The 6in (15cm) high, 19.5oz teapot by Aberdeen smith George Cooper, with acanthus hinge and cone finial and ivory insulators to the scroll handle more than doubled top hopes at £3200.
The candlesticks, 9in (22.5cm) tall, weighing 36.5oz, were typical Cafe works with hexagonal cast shell bases and baluster knopped stems.
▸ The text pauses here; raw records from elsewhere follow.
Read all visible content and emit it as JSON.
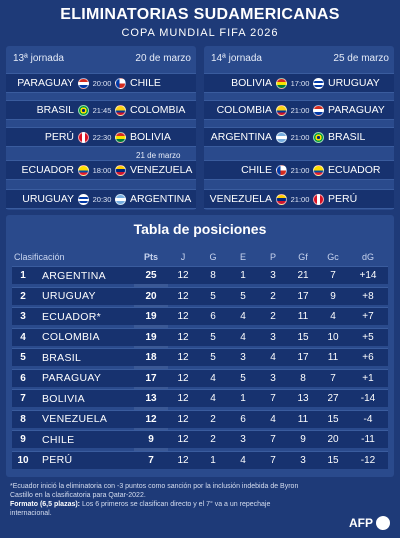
{
  "header": {
    "title": "ELIMINATORIAS SUDAMERICANAS",
    "subtitle": "COPA MUNDIAL FIFA 2026"
  },
  "jornadas": [
    {
      "label": "13ª jornada",
      "date": "20 de marzo",
      "extra_date": "21 de marzo",
      "matches": [
        {
          "home": "PARAGUAY",
          "time": "20:00",
          "away": "CHILE",
          "home_flag": "paraguay-flag",
          "away_flag": "chile-flag"
        },
        {
          "home": "BRASIL",
          "time": "21:45",
          "away": "COLOMBIA",
          "home_flag": "brazil-flag",
          "away_flag": "colombia-flag"
        },
        {
          "home": "PERÚ",
          "time": "22:30",
          "away": "BOLIVIA",
          "home_flag": "peru-flag",
          "away_flag": "bolivia-flag"
        },
        {
          "home": "ECUADOR",
          "time": "18:00",
          "away": "VENEZUELA",
          "home_flag": "ecuador-flag",
          "away_flag": "venezuela-flag"
        },
        {
          "home": "URUGUAY",
          "time": "20:30",
          "away": "ARGENTINA",
          "home_flag": "uruguay-flag",
          "away_flag": "argentina-flag"
        }
      ]
    },
    {
      "label": "14ª jornada",
      "date": "25 de marzo",
      "matches": [
        {
          "home": "BOLIVIA",
          "time": "17:00",
          "away": "URUGUAY",
          "home_flag": "bolivia-flag",
          "away_flag": "uruguay-flag"
        },
        {
          "home": "COLOMBIA",
          "time": "21:00",
          "away": "PARAGUAY",
          "home_flag": "colombia-flag",
          "away_flag": "paraguay-flag"
        },
        {
          "home": "ARGENTINA",
          "time": "21:00",
          "away": "BRASIL",
          "home_flag": "argentina-flag",
          "away_flag": "brazil-flag"
        },
        {
          "home": "CHILE",
          "time": "21:00",
          "away": "ECUADOR",
          "home_flag": "chile-flag",
          "away_flag": "ecuador-flag"
        },
        {
          "home": "VENEZUELA",
          "time": "21:00",
          "away": "PERÚ",
          "home_flag": "venezuela-flag",
          "away_flag": "peru-flag"
        }
      ]
    }
  ],
  "standings": {
    "title": "Tabla de posiciones",
    "headers": {
      "clasificacion": "Clasificación",
      "pts": "Pts",
      "j": "J",
      "g": "G",
      "e": "E",
      "p": "P",
      "gf": "Gf",
      "gc": "Gc",
      "dg": "dG"
    },
    "rows": [
      {
        "pos": "1",
        "team": "ARGENTINA",
        "pts": "25",
        "j": "12",
        "g": "8",
        "e": "1",
        "p": "3",
        "gf": "21",
        "gc": "7",
        "dg": "+14"
      },
      {
        "pos": "2",
        "team": "URUGUAY",
        "pts": "20",
        "j": "12",
        "g": "5",
        "e": "5",
        "p": "2",
        "gf": "17",
        "gc": "9",
        "dg": "+8"
      },
      {
        "pos": "3",
        "team": "ECUADOR*",
        "pts": "19",
        "j": "12",
        "g": "6",
        "e": "4",
        "p": "2",
        "gf": "11",
        "gc": "4",
        "dg": "+7"
      },
      {
        "pos": "4",
        "team": "COLOMBIA",
        "pts": "19",
        "j": "12",
        "g": "5",
        "e": "4",
        "p": "3",
        "gf": "15",
        "gc": "10",
        "dg": "+5"
      },
      {
        "pos": "5",
        "team": "BRASIL",
        "pts": "18",
        "j": "12",
        "g": "5",
        "e": "3",
        "p": "4",
        "gf": "17",
        "gc": "11",
        "dg": "+6"
      },
      {
        "pos": "6",
        "team": "PARAGUAY",
        "pts": "17",
        "j": "12",
        "g": "4",
        "e": "5",
        "p": "3",
        "gf": "8",
        "gc": "7",
        "dg": "+1"
      },
      {
        "pos": "7",
        "team": "BOLIVIA",
        "pts": "13",
        "j": "12",
        "g": "4",
        "e": "1",
        "p": "7",
        "gf": "13",
        "gc": "27",
        "dg": "-14"
      },
      {
        "pos": "8",
        "team": "VENEZUELA",
        "pts": "12",
        "j": "12",
        "g": "2",
        "e": "6",
        "p": "4",
        "gf": "11",
        "gc": "15",
        "dg": "-4"
      },
      {
        "pos": "9",
        "team": "CHILE",
        "pts": "9",
        "j": "12",
        "g": "2",
        "e": "3",
        "p": "7",
        "gf": "9",
        "gc": "20",
        "dg": "-11"
      },
      {
        "pos": "10",
        "team": "PERÚ",
        "pts": "7",
        "j": "12",
        "g": "1",
        "e": "4",
        "p": "7",
        "gf": "3",
        "gc": "15",
        "dg": "-12"
      }
    ]
  },
  "footnote": {
    "line1": "*Ecuador inició la eliminatoria con -3 puntos como sanción por la inclusión indebida de Byron Castillo en la clasificatoria para Qatar-2022.",
    "format_label": "Formato (6,5 plazas):",
    "format_text": " Los 6 primeros se clasifican directo y el 7° va a un repechaje internacional."
  },
  "logo": {
    "text": "AFP"
  },
  "colors": {
    "background": "#1e3a78",
    "panel": "#2a4a8c",
    "row": "#17326f"
  }
}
They doubled the mid-estimate at £3000.
The Oriental teapot was simply described as an Asian silver and niello worked pedestal teapot and cover, late 19th century, 10in (26cm) tall and estimated at £100-300.
However, it caught at last two bidders’ eyes and sold at £7500.
“We believe now they were Thailand pieces – that is where the pre-sale interest came from,” said Guy Schooling of Sworders. “However, they eventually sold online to a Continental buyer against a Thailand underbidder.”
The reaction to the best piece of silver, a pair of London 1824 five-light candelabra was more expected – not least because it bore a royal coat of arms.
To which of George IV’s five brothers the arms belonged is hard to define because the silversmiths, Charles and John Fry II, apparently neglected to include the identifying cadency mark.
Nevertheless, the 2ft 6in (76cm) high candelabra, richly cast and chased with rocaille and floral ornament, were of outstanding quality and, against a £15,000-20,000 estimate, sold to the London trade at £37,000.
A more humble metal provided a greater surprise.
Brass was where the big money was, at least in the case of an 8¼in (21cm) diameter alms dish offered with a 6in (15cm) table bell-cum-candlestick. Both were listed as probably 17th century and the lot was pitched at £100-300.
“The candlestick bell was what bidders wanted,” said Schooling after the lot sold at £6200 to a specialist UK dealer, who said it dated from c.1640.